Rarely, a fall may cause an open fracture in the hip, in which part of a bone sticks through the skin.
A common site of hip fractures is the femoral neck. Women are much more likely than men to fracture this part of the hip, and the injury usually occurs as the result of a fall. In women older than age 60, low bone density increases the chance that even a minor fall results in a fracture.
Many fractures of the femoral head are associated with a dislocated hip, in which the femur is pulled out of the acetabular socket. In some instances, the femoral head is displaced with such force that the femoral head cracks or breaks. This type of fracture is usually the result of a high-impact injury such as a car crash.
In people with osteoporosis, a type of stress fracture called an insufficiency fracture may develop in the femoral head. An insufficiency fracture occurs when weakened bones crack under the stress of everyday movements, such as walking or climbing stairs.
A fracture that occurs between the femoral neck and the trochanter is called an intertrochanteric fracture. A fracture that occurs below the trochanter is called a subtrochanteric fracture. Either type of fracture is usually caused by a direct blow to this part of the hip due to a fall.
The pelvis is composed of three bones that fuse together during adolescence: the ilium, ischium, and pubis. Ligaments attach this ring of bones to the sacrum at the lower part of the spine. On each side of the pelvis, the cup-shaped socket called the acetabulum connects with the femoral head to form the hip joint.
The pelvis anchors the upper body and helps it remain balanced. It also protects several digestive and reproductive organs, and provides attachment points for many of the body’s muscles, blood vessels, and nerves.
The two largest pelvic bones are round, flat bones called ilia. These bones resemble a butterfly’s wings and are located on either side of the body above the legs.
Symptoms of a fractured ilium vary, depending on the extent of the injury. These usually include sharp pain in the hip or groin, swelling and bruising on the skin, and a limited ability to put weight on the affected hip.
Below each ilium is a ring-shaped structure composed of the ischium and pubic bones. Major blood vessels and nerves travel through this ring from the upper body to the legs and feet.
Most fractures of the ischium and pubis result from falls or other accidents, but in some young athletes, a fracture may occur as the result of sudden strong contractions of the muscles that attach to the pelvis. When these muscles—for example, the hamstring muscles that run along the back of the thigh—contract, the force of the contraction may pull a small piece of the ischium away from the pelvis.

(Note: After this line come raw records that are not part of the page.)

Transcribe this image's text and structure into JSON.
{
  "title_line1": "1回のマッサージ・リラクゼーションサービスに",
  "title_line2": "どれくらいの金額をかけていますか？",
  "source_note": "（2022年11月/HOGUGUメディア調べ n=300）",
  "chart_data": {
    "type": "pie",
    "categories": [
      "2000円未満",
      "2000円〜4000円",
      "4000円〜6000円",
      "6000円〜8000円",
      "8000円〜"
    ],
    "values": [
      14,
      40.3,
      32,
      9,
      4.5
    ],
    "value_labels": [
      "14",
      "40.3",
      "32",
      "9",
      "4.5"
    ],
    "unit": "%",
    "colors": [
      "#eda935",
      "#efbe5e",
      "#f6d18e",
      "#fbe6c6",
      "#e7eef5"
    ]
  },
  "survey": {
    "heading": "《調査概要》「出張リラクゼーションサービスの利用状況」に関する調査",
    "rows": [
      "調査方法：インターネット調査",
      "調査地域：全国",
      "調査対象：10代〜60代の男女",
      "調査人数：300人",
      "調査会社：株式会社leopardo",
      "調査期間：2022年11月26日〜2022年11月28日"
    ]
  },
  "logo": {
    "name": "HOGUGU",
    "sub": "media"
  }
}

Symptoms of this type of fracture depend on the extent of the injury. A young athlete with a minor fracture resulting from muscle contractions may feel soreness and discomfort, especially when in motion. A more serious fracture caused by a fall or other accident produces significant hip pain, swelling, and bruising. This type of fracture may prevent you from putting any weight on the affected hip.

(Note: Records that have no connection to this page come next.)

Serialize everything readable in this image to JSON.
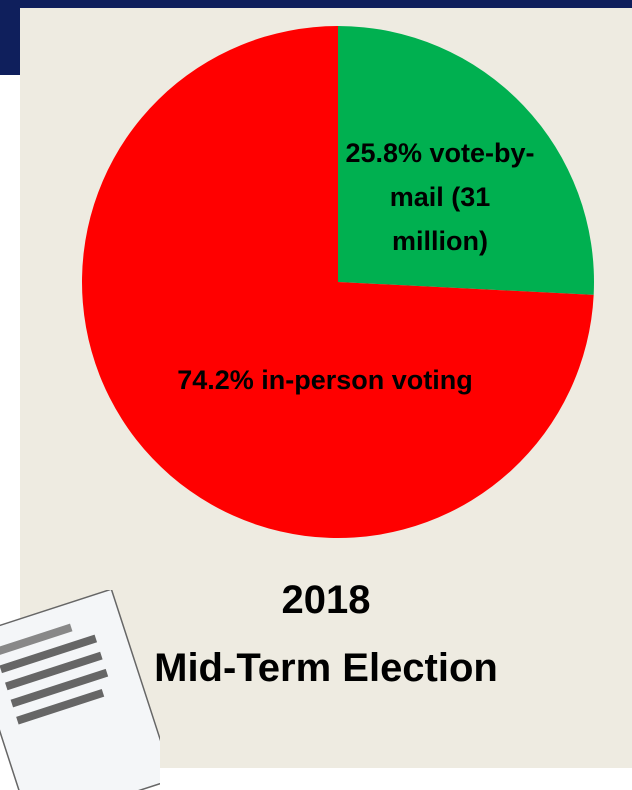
{
  "chart_data": {
    "type": "pie",
    "title": "2018",
    "subtitle": "Mid-Term Election",
    "values": [
      25.8,
      74.2
    ],
    "value_labels": [
      "25.8% vote-by-mail (31 million)",
      "74.2%  in-person voting"
    ],
    "colors": [
      "#00b050",
      "#ff0000"
    ]
  }
}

A break in the acetabulum—the socket located on each side of the pelvis—is less common than other types of pelvic or hip fractures. It usually occurs as the result of a car accident or fall from a significant height, with damage to other bones and soft structures in and around the hip and pelvis.

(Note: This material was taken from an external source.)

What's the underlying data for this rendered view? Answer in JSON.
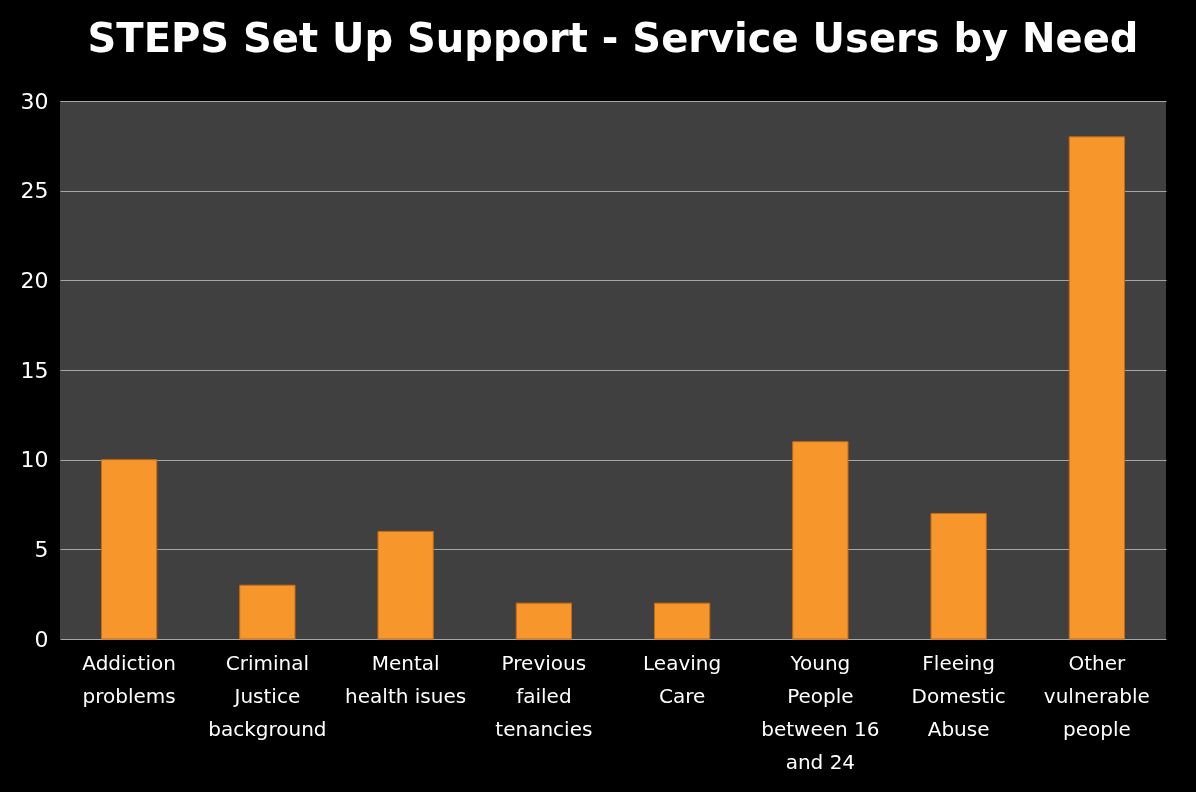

Stress fractures in a pelvic bone usually develop as a result of repetitive, high-impact activity that puts stress on the pelvis, such as long-distance running or ballet. It often affects people who quickly increase the duration and intensity of a physical activity without gradually building up endurance.
In people with osteoporosis, insufficiency fractures in the pelvis may develop as the result of everyday movements.
Symptoms include an aching pain in the hip or groin that usually gets worse during movement or exercise, but tends to persist even during periods of rest. Some people may also experience swelling or tenderness in the skin surrounding the affected bone.